Des astronomes du Harvard-Smithsonian Center for Astrophysics révèlent que l'Univers contenait déjà une abondance de vapeur d'eau à seulement un milliard d'années. Ces résultats théoriques paraîtront dans Astrophysical Journal Letters.
Les molécules d'eau, composées de deux atomes d'hydrogène et d'un atome d'oxygène, n'ont pu émerger qu'après la formation des premières étoiles. Immédiatement post-Big Bang, l'Univers se limitait presque exclusivement à l'hydrogène et à l'hélium. L'oxygène s'est ensuite produit dans les étoiles et diffusé dans l'espace interstellaire par les supernovae.

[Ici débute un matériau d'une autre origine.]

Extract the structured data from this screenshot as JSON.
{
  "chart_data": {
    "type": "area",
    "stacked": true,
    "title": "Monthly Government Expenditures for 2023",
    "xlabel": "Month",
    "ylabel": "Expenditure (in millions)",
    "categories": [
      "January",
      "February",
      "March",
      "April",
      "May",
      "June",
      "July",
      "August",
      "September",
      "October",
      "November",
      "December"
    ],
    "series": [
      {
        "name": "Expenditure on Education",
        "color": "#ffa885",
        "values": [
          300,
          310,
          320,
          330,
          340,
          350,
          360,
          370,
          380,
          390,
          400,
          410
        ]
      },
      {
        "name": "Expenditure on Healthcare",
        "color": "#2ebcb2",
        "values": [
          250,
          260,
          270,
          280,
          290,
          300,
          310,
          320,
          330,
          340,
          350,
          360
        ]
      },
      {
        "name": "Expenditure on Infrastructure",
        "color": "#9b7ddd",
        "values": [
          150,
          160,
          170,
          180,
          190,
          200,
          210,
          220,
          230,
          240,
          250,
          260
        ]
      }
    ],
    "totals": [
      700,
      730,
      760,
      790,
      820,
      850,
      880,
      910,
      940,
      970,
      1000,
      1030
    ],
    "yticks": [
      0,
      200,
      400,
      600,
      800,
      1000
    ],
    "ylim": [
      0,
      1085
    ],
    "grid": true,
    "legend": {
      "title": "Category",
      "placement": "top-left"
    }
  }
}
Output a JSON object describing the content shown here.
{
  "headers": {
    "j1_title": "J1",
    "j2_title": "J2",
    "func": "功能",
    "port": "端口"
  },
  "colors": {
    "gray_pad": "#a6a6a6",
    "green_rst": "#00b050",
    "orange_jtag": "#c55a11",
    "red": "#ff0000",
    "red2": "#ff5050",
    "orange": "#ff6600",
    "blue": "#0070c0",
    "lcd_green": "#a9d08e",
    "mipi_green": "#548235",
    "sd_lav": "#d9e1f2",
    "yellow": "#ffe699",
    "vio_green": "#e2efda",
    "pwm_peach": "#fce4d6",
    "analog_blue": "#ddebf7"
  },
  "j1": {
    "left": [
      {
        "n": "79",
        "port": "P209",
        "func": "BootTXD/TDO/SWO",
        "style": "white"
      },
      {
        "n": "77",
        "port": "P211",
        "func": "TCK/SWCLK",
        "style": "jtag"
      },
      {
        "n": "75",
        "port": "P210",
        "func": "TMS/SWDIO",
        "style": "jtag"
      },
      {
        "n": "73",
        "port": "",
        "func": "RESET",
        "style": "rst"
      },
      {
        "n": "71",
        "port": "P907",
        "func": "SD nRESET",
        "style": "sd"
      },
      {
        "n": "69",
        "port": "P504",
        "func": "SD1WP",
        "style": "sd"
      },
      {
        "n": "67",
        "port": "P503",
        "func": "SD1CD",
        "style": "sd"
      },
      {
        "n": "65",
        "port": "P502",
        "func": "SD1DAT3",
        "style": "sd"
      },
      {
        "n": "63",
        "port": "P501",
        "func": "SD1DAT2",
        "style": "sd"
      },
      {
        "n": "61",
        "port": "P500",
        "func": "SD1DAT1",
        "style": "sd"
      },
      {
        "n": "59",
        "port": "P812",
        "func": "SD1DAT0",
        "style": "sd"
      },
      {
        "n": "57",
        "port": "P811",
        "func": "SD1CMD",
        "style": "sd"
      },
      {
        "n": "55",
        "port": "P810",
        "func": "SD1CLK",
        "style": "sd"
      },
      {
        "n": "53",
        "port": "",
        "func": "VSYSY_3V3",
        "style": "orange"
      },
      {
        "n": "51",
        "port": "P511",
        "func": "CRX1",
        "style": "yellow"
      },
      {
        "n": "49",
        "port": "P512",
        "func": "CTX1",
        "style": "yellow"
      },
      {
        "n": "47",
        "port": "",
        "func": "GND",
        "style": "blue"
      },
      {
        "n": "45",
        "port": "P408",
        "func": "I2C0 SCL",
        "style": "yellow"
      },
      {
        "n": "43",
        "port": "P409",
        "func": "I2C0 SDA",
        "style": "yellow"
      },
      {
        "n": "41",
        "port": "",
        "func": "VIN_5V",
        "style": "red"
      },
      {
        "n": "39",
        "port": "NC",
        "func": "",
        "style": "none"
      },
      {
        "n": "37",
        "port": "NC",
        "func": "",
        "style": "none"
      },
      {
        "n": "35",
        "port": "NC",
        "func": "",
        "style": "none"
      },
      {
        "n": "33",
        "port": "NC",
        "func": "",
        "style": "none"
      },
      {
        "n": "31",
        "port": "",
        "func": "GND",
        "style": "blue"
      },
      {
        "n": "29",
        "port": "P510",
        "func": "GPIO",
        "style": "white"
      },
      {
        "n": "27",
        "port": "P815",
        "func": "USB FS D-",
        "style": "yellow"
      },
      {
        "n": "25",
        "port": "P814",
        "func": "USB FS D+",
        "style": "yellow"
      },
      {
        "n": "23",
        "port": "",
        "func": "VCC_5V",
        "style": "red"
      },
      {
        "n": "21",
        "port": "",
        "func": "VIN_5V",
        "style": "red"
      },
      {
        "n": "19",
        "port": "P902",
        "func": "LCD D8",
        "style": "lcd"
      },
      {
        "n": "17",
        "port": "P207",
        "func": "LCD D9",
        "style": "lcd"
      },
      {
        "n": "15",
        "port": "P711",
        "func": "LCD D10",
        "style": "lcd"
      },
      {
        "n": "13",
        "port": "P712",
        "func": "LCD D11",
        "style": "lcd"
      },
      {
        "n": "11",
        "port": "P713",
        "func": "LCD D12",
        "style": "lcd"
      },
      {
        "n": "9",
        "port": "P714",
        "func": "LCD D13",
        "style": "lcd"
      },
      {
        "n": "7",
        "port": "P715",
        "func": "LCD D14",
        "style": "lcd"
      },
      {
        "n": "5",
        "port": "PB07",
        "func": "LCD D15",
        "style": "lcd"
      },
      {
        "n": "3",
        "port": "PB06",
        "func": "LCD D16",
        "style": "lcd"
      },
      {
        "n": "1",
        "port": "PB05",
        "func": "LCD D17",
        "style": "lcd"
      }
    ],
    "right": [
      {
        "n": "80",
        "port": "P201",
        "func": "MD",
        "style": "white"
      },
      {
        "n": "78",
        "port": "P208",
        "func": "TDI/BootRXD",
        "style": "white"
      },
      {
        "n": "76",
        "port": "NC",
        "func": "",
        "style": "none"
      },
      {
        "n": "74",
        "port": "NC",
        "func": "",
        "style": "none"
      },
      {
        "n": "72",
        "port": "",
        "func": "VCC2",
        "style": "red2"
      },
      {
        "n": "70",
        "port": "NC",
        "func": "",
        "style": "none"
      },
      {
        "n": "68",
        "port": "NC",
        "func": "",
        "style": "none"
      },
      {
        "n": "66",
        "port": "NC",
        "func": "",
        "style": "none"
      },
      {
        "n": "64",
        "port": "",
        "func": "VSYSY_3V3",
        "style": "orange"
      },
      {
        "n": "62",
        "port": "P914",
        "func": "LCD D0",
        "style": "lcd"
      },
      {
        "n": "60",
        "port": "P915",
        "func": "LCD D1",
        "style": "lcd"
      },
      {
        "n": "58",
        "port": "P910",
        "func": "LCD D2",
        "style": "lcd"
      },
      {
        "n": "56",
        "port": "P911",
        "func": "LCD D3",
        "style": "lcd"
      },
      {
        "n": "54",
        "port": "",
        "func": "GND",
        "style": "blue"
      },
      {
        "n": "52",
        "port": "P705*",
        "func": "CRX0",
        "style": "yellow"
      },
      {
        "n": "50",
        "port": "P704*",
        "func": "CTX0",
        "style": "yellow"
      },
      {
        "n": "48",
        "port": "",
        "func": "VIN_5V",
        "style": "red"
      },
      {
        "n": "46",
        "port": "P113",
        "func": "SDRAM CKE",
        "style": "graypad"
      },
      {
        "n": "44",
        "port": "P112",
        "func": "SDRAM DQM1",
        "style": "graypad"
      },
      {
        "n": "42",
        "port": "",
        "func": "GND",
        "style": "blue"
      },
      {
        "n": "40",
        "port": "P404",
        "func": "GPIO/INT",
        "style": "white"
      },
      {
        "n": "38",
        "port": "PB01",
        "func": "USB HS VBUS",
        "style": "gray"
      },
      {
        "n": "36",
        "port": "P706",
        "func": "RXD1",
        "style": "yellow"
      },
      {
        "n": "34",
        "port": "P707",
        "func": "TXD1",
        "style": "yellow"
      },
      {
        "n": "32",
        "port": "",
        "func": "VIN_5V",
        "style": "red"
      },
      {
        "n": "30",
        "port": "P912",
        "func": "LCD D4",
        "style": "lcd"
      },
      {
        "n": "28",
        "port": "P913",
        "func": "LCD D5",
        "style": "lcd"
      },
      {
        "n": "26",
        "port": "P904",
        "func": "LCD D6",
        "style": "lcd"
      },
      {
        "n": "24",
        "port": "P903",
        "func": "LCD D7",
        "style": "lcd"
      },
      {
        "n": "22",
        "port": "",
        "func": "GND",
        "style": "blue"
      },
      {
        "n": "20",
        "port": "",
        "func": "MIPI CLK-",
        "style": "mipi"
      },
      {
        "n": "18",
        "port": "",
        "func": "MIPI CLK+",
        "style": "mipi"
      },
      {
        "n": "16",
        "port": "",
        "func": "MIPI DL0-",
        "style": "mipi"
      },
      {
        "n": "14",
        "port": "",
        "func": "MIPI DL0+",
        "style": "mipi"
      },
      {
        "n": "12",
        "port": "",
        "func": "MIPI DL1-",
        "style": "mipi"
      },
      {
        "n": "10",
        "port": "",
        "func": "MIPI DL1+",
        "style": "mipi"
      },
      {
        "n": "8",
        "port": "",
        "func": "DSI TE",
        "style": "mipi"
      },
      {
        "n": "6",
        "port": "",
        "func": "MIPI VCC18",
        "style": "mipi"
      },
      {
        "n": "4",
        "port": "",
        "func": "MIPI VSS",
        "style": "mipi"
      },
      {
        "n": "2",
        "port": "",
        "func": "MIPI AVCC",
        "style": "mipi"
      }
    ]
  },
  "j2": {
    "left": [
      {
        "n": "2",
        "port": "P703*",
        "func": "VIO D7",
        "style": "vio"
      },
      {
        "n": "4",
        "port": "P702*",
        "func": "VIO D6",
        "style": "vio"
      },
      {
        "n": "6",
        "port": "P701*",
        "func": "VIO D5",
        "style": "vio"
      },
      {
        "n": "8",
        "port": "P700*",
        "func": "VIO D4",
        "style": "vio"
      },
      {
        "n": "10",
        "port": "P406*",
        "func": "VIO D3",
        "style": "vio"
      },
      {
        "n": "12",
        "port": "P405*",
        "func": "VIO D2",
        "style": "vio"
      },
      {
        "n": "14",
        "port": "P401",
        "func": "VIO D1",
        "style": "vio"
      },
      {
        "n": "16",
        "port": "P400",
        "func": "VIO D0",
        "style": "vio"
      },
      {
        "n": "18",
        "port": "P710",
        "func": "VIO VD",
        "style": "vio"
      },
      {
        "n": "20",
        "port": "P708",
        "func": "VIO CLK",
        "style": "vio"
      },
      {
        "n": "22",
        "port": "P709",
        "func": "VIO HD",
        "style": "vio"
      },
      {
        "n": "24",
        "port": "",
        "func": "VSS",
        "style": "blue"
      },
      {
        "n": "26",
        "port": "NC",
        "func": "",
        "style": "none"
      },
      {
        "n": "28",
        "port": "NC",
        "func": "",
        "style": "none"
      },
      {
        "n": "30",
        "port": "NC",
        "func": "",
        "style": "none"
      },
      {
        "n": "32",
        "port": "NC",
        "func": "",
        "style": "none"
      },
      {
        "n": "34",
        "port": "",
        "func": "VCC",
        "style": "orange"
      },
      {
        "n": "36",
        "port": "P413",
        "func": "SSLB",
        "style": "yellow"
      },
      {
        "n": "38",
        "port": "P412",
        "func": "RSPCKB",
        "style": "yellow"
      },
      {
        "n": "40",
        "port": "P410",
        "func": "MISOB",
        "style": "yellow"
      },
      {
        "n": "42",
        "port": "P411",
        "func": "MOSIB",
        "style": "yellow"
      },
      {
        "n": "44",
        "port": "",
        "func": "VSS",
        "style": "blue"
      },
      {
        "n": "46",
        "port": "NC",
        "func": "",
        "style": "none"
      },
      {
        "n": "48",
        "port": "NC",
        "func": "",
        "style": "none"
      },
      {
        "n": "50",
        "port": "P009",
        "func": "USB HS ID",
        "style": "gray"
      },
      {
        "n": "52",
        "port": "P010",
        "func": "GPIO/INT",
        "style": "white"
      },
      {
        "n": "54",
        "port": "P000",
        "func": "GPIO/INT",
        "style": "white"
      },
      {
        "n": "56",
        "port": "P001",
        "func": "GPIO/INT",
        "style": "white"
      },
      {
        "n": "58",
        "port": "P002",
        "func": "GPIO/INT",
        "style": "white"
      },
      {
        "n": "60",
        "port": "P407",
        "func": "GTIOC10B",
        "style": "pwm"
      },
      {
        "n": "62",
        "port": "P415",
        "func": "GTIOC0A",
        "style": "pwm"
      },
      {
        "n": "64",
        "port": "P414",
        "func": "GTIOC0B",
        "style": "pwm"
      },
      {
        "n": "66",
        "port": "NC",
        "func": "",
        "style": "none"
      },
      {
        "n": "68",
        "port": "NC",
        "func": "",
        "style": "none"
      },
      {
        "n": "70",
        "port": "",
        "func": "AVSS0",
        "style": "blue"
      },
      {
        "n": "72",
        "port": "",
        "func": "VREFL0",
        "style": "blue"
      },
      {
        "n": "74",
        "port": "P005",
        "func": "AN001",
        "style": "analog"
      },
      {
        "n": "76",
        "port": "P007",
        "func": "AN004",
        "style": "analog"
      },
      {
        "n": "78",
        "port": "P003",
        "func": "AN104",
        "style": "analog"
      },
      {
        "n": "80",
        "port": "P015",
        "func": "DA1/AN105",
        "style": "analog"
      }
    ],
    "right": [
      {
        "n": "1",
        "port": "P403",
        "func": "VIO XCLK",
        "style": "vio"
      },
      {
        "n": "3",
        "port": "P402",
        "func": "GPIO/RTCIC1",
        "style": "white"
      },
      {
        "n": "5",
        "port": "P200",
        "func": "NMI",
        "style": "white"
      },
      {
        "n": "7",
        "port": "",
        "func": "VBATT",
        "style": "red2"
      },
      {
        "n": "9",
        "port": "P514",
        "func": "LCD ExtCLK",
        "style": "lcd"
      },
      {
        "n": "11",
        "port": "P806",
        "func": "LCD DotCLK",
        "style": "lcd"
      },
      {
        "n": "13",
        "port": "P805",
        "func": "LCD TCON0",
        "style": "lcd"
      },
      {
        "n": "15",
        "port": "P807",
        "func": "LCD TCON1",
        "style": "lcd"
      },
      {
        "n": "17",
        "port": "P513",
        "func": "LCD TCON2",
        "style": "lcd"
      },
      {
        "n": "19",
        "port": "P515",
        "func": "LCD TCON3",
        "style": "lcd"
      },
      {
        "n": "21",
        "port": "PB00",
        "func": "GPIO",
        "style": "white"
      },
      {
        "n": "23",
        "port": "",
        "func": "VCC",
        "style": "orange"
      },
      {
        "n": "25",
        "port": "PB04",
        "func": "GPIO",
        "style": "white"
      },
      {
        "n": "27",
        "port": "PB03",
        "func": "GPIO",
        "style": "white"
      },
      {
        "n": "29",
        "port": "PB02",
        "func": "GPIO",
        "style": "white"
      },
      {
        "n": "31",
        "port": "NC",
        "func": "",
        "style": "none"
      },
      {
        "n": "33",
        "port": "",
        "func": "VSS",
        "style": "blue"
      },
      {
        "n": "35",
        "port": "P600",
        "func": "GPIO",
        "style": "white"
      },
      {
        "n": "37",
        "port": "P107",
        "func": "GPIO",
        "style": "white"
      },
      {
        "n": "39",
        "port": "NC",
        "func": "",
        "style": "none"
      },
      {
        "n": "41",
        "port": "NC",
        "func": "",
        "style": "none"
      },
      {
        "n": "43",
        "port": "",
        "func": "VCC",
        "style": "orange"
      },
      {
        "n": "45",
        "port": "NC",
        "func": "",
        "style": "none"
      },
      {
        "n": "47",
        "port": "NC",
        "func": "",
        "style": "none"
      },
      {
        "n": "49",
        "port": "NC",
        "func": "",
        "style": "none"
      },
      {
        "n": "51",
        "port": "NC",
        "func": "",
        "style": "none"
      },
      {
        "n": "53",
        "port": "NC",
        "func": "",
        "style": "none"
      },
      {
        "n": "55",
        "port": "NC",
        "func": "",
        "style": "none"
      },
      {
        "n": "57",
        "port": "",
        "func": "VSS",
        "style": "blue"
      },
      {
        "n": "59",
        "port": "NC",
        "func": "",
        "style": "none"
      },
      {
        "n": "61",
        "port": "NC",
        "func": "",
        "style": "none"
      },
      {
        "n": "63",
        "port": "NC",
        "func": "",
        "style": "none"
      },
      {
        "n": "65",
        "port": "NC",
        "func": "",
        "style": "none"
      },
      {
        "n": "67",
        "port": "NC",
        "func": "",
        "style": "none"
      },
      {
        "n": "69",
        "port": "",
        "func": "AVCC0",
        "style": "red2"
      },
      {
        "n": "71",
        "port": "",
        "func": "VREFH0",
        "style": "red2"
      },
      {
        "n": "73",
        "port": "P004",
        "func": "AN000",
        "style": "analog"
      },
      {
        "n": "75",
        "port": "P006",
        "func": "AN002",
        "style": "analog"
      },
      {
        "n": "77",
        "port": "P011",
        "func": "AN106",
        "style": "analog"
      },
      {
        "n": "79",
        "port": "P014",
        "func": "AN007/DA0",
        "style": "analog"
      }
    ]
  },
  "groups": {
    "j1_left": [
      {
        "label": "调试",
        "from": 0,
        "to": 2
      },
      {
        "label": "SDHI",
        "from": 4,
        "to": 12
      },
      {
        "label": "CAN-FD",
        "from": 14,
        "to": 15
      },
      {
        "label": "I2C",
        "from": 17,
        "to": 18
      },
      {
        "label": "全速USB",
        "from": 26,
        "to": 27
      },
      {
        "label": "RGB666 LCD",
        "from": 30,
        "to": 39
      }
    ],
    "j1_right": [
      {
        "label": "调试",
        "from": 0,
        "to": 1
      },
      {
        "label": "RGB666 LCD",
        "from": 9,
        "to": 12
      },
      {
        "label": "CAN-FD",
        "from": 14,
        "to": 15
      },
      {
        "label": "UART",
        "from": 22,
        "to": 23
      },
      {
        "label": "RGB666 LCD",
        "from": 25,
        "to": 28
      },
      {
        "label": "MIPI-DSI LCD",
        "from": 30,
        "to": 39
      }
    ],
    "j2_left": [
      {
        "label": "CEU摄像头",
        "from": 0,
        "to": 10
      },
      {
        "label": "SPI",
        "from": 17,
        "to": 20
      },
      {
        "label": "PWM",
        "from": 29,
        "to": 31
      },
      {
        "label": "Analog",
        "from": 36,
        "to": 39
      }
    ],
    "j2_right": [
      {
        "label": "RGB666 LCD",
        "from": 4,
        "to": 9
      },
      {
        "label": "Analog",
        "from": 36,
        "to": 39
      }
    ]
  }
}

Malgré une moindre présence d'éléments lourds comme l'oxygène à cette époque, les modèles théoriques indiquent que la quantité de vapeur d'eau dans les nuages compacts de gaz et de poussières équivalait à celle d'aujourd'hui.
Selon les calculs, la vapeur d'eau (sous forme gazeuse) se forme aisément à environ 30 °C. Ces températures relativement élevées étaient courantes dans l'Univers jeune, plus chaud globalement, où les nuages de gaz se refroidissaient moins efficacement.
Ces travaux se concentrent sur la vapeur d'eau dans les nuages moléculaires, berceaux des futures générations d'étoiles. La présence d'eau sous forme de glace ou son incorporation dans les premières planètes reste à élucider.